According to the Conjugate Roots Theorem, the complex zeroes of a polynomial always occur in pairs with its conjugate. This means that is a+ib is the root of the equation then its conjugate a-ib must also be a root of the same polynomial.
Given that x=2+2i is a root, then x=2-2i will also be a root of the given cubic polynomial.
Note that since the degree of polynomial is 3, there can be maximum 3 zeroes. Two of these are known complex zeroes, there is only one zero remaining i.e. not occurring in pair. So it must be a real number.
Let the third root be 'a', this means (x-a) ia a factor of the polynomial.

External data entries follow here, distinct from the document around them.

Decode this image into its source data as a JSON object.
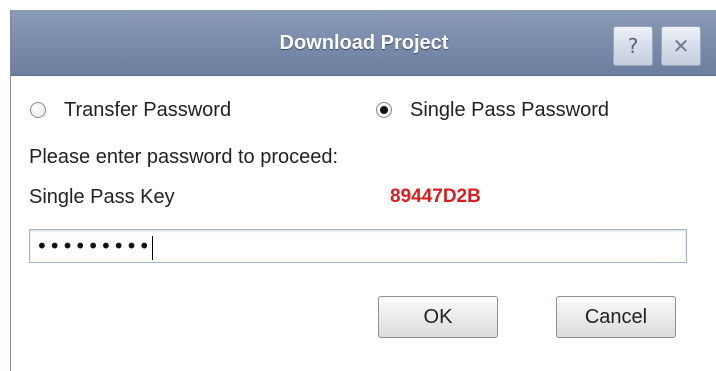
{
  "dialog": {
    "title": "Download Project",
    "help_glyph": "?",
    "close_glyph": "✕"
  },
  "options": {
    "transfer_label": "Transfer Password",
    "single_pass_label": "Single Pass Password",
    "selected": "single_pass"
  },
  "prompt": "Please enter password to proceed:",
  "key": {
    "label": "Single Pass Key",
    "value": "89447D2B",
    "value_color": "#d81e1e"
  },
  "password": {
    "masked_value": "•••••••••"
  },
  "buttons": {
    "ok": "OK",
    "cancel": "Cancel"
  }
}
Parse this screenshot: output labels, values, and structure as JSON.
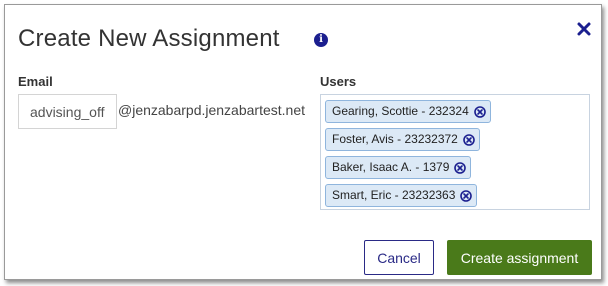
{
  "dialog": {
    "title": "Create New Assignment",
    "info_icon": "info-circle-icon",
    "close_icon": "close-x-icon"
  },
  "email": {
    "label": "Email",
    "value": "advising_off",
    "domain": "@jenzabarpd.jenzabartest.net"
  },
  "users": {
    "label": "Users",
    "selected": [
      "Gearing, Scottie - 232324",
      "Foster, Avis - 23232372",
      "Baker, Isaac A. - 1379",
      "Smart, Eric - 23232363"
    ],
    "remove_icon": "remove-circle-icon"
  },
  "actions": {
    "cancel_label": "Cancel",
    "create_label": "Create assignment"
  },
  "colors": {
    "accent": "#1b1f8f",
    "primary_button": "#4a7a1a",
    "tag_background": "#dce9f6",
    "tag_border": "#8fb5dd"
  }
}
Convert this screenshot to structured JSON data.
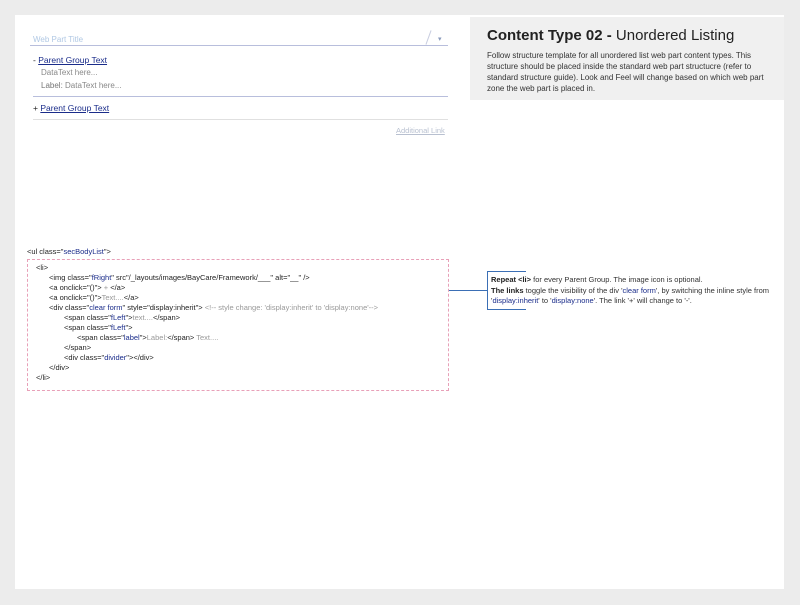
{
  "info": {
    "title_bold": "Content Type 02 -",
    "title_rest": " Unordered Listing",
    "description": "Follow structure template for all unordered list web part content types. This structure should be placed inside the standard web part structucre (refer to standard structure guide). Look and Feel will change based on which web part zone the web part is placed in."
  },
  "webpart": {
    "title": "Web Part Title",
    "arrow_icon": "chevron-down-icon",
    "group1_prefix": "- ",
    "group1_link": "Parent Group Text",
    "data1": "DataText here...",
    "data2_label": "Label:",
    "data2_text": " DataText here...",
    "group2_prefix": "+ ",
    "group2_link": "Parent Group Text",
    "additional_link": "Additional Link"
  },
  "code": {
    "ul_open_a": "<ul class=\"",
    "ul_class": "secBodyList",
    "ul_open_b": "\">",
    "li_open": "<li>",
    "img_a": "<img class=\"",
    "img_class": "fRight",
    "img_b": "\" src\"/_layouts/images/BayCare/Framework/___\" alt=\"__\" />",
    "a1_a": "<a onclick=\"()\"> ",
    "a1_text": "+",
    "a1_b": " </a>",
    "a2_a": "<a onclick=\"()\">",
    "a2_text": "Text....",
    "a2_b": "</a>",
    "div_a": "<div class=\"",
    "div_class": "clear form",
    "div_b": "\" style=\"display:inherit\"> ",
    "div_comment": "<!-- style change: 'display:inherit' to 'display:none'-->",
    "span1_a": "<span class=\"",
    "span1_class": "fLeft",
    "span1_b": "\">",
    "span1_text": "text....",
    "span1_c": "</span>",
    "span2_a": "<span class=\"",
    "span2_class": "fLeft",
    "span2_b": "\">",
    "span3_a": "<span class=\"",
    "span3_class": "label",
    "span3_b": "\">",
    "span3_text": "Label:",
    "span3_c": "</span> ",
    "span3_after": "Text....",
    "span_close": "</span>",
    "divider_a": "<div class=\"",
    "divider_class": "divider",
    "divider_b": "\"></div>",
    "div_close": "</div>",
    "li_close": "</li>"
  },
  "annotation": {
    "l1_bold": "Repeat <li>",
    "l1_rest": " for every Parent Group. The image icon is optional.",
    "l2_bold": "The links",
    "l2_a": " toggle the visibility of the div '",
    "l2_v1": "clear form",
    "l2_b": "', by switching the inline style from '",
    "l2_v2": "display:inherit",
    "l2_c": "' to '",
    "l2_v3": "display:none",
    "l2_d": "'. The link '+' will change to '-'."
  }
}
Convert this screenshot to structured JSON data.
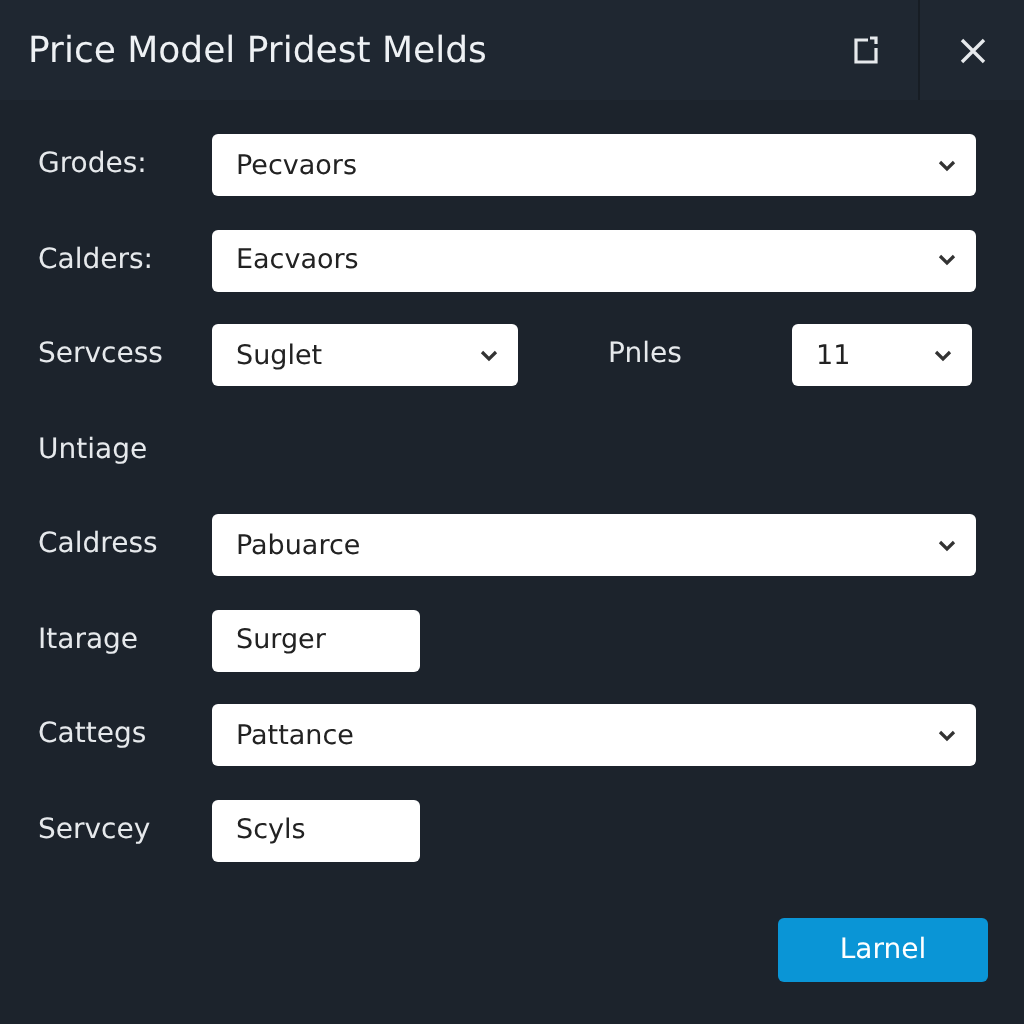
{
  "window": {
    "title": "Price Model Pridest Melds"
  },
  "rows": [
    {
      "kind": "select",
      "label": "Grodes:",
      "value": "Pecvaors"
    },
    {
      "kind": "select",
      "label": "Calders:",
      "value": "Eacvaors"
    },
    {
      "kind": "pair",
      "label": "Servcess",
      "value": "Suglet",
      "label_2": "Pnles",
      "value_2": "11"
    },
    {
      "kind": "heading",
      "label": "Untiage"
    },
    {
      "kind": "select",
      "label": "Caldress",
      "value": "Pabuarce"
    },
    {
      "kind": "input",
      "label": "Itarage",
      "value": "Surger"
    },
    {
      "kind": "select",
      "label": "Cattegs",
      "value": "Pattance"
    },
    {
      "kind": "input",
      "label": "Servcey",
      "value": "Scyls"
    }
  ],
  "buttons": [
    {
      "label": "Larnel"
    }
  ]
}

[tex]\begin{gathered} (x-2-2i)(x-2+2i)(x-a)=x^3-8x+32 \\ ((x-2)^2-(2i)^2)(x-a)=x^3-8x+32 \\ (x^2-4x+4+4)(x-a)=x^3-8x+32 \\ (x^2-4x+8)(x-a)=x^3-8x+32 \\ (x-a)=\frac{x^3-8x+32}{x^2-4x+8} \end{gathered}[/tex]
Apply the Long Division,
It is found that,
[tex]\begin{gathered} x-a=x-4 \\ a=4 \end{gathered}[/tex]
Thus, the third root of the given cubic polynomial is 4.